1

In my app, Invoice has_many item_numbers and Invoice has_many payments. Each invoice has a balance, which is the sum of the ItemNumber amount attributes, less the sum of the Payment amount attributes.

The balance is very easy to calculate in the invoice model, but I am trying to write a query that sorts invoices by balance and this is proving much harder to do in ActiveRecord/SQL.

I have successfully managed to order the invoices on the total of the item_numbers with the following query (thanks Daniel Rikowski):

Invoice.where(user_id: 1, deleted: false, status: 'Sent')
       .joins(:item_numbers)
       .select('invoices.*, sum(item_numbers.amount)')
       .group('invoices.id')
       .order('sum(item_numbers.amount) asc')
       .limit(20)

I have tried to extend this to order by the balance with the following;

Invoice.where(user_id: 1, deleted: false, status: 'Sent')
       .joins(:item_numbers)
       .joins("FULL OUTER JOIN payments ON payments.invoice_id = invoices.id")
       .select("invoices.*, sum(item_numbers.amount_with_gst) - COALESCE(sum(payments.amount), 0)")
       .group("invoices.id")
       .order("sum(item_numbers.amount_with_gst) - COALESCE(sum(payments.amount), 0) #{dir}")/

There are two problems with this query.
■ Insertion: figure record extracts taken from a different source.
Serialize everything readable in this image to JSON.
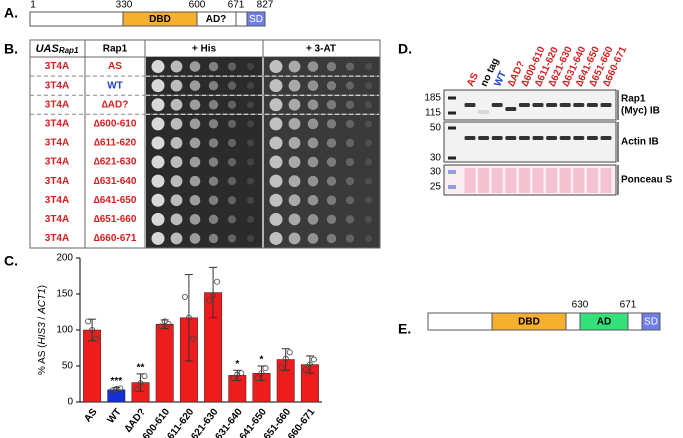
{
  "panel_letters": [
    "A.",
    "B.",
    "C.",
    "D.",
    "E."
  ],
  "panel_a": {
    "positions": [
      "1",
      "330",
      "600",
      "671",
      "827"
    ],
    "domains": [
      "DBD",
      "AD?",
      "SD"
    ]
  },
  "panel_b": {
    "header_uas": "UAS",
    "header_uas_sub": "Rap1",
    "headers": [
      "Rap1",
      "+ His",
      "+ 3-AT"
    ],
    "rows": [
      {
        "uas": "3T4A",
        "rap1": "AS",
        "color": "#d42020"
      },
      {
        "uas": "3T4A",
        "rap1": "WT",
        "color": "#1f3fcf"
      },
      {
        "uas": "3T4A",
        "rap1": "∆AD?",
        "color": "#d42020"
      },
      {
        "uas": "3T4A",
        "rap1": "∆600-610",
        "color": "#d42020"
      },
      {
        "uas": "3T4A",
        "rap1": "∆611-620",
        "color": "#d42020"
      },
      {
        "uas": "3T4A",
        "rap1": "∆621-630",
        "color": "#d42020"
      },
      {
        "uas": "3T4A",
        "rap1": "∆631-640",
        "color": "#d42020"
      },
      {
        "uas": "3T4A",
        "rap1": "∆641-650",
        "color": "#d42020"
      },
      {
        "uas": "3T4A",
        "rap1": "∆651-660",
        "color": "#d42020"
      },
      {
        "uas": "3T4A",
        "rap1": "∆660-671",
        "color": "#d42020"
      }
    ]
  },
  "chart_data": {
    "type": "bar",
    "ylabel_parts": [
      "% AS (",
      "HIS3",
      " / ",
      "ACT1",
      ")"
    ],
    "categories": [
      "AS",
      "WT",
      "∆AD?",
      "∆600-610",
      "∆611-620",
      "∆621-630",
      "∆631-640",
      "∆641-650",
      "∆651-660",
      "∆660-671"
    ],
    "values": [
      100,
      17,
      27,
      108,
      117,
      152,
      37,
      40,
      59,
      52
    ],
    "errors": [
      15,
      3,
      12,
      6,
      60,
      35,
      7,
      10,
      15,
      12
    ],
    "replicates": [
      [
        112,
        100,
        88
      ],
      [
        16,
        18,
        19
      ],
      [
        18,
        26,
        36
      ],
      [
        105,
        112,
        108
      ],
      [
        146,
        117,
        88
      ],
      [
        141,
        148,
        167
      ],
      [
        33,
        38,
        40
      ],
      [
        33,
        40,
        47
      ],
      [
        48,
        60,
        69
      ],
      [
        45,
        52,
        59
      ]
    ],
    "significance": [
      null,
      "***",
      "**",
      null,
      null,
      null,
      "*",
      "*",
      null,
      null
    ],
    "colors": [
      "#ee1c1c",
      "#1530d8",
      "#ee1c1c",
      "#ee1c1c",
      "#ee1c1c",
      "#ee1c1c",
      "#ee1c1c",
      "#ee1c1c",
      "#ee1c1c",
      "#ee1c1c"
    ],
    "ylim": [
      0,
      200
    ],
    "yticks": [
      0,
      50,
      100,
      150,
      200
    ]
  },
  "panel_d": {
    "lanes": [
      "AS",
      "no tag",
      "WT",
      "∆AD?",
      "∆600-610",
      "∆611-620",
      "∆621-630",
      "∆631-640",
      "∆641-650",
      "∆651-660",
      "∆660-671"
    ],
    "lane_colors": [
      "#d42020",
      "#000000",
      "#1f3fcf",
      "#d42020",
      "#d42020",
      "#d42020",
      "#d42020",
      "#d42020",
      "#d42020",
      "#d42020",
      "#d42020"
    ],
    "markers": [
      "185",
      "115",
      "50",
      "30",
      "30",
      "25"
    ],
    "blot_labels": [
      "Rap1",
      "(Myc) IB",
      "Actin IB",
      "Ponceau S"
    ]
  },
  "panel_e": {
    "positions": [
      "630",
      "671"
    ],
    "domains": [
      "DBD",
      "AD",
      "SD"
    ]
  }
}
First, it's horrendously ugly, and second, it doesn't work. I used the full outer join on the payments table as not all invoices have a payment and if I used just joins(:payments) any invoice without a payment was excluded from the results. The COALESCE was put there to deal with null amounts.
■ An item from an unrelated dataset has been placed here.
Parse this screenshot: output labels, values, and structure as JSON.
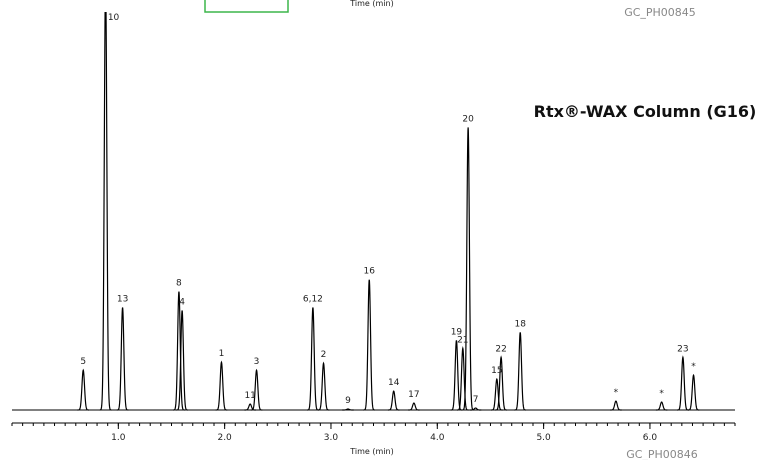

The query comes close, but say there are 3 item_numbers and 1 payment (a pretty typical scenario), the payment amount will be subtracted 3 times resulting in a balance much less than the actual amount (and usually a negative balance).

It's probably pretty clear how out of my depth I am. I've put a lot of effort into this query (about 4 hours of reading and failed attempts) and can't quite nail it. My database is PostgreSQL.

brad
  • 9,573
  • 12
  • 62
  • 89

2 Answers2

3

Not sure about the AR syntax, but a proper query would be:

SELECT i.*, COALESCE(n.total, 0) - COALESCE(p.total, 0) AS balance
FROM   invoices i
LEFT   JOIN (
    SELECT invoice_id, sum(amount) AS total
    FROM   payments
    GROUP  BY invoice_id 
    ) p ON p.invoice_id = i.id
LEFT   JOIN (
    SELECT invoice_id, sum(amount_with_gst) AS total
    FROM   item_numbers
    GROUP  BY invoice_id 
    ) n ON n.invoice_id = i.id
WHERE  i.user_id = 1
AND    i.deleted = false
AND    i.status = 'Sent'
ORDER  BY balance;

If you join two has_many tables to the base tables, the rows multiply each other leading to completely arbitrary results. You can solve that by aggregating the totals before you join to the base table.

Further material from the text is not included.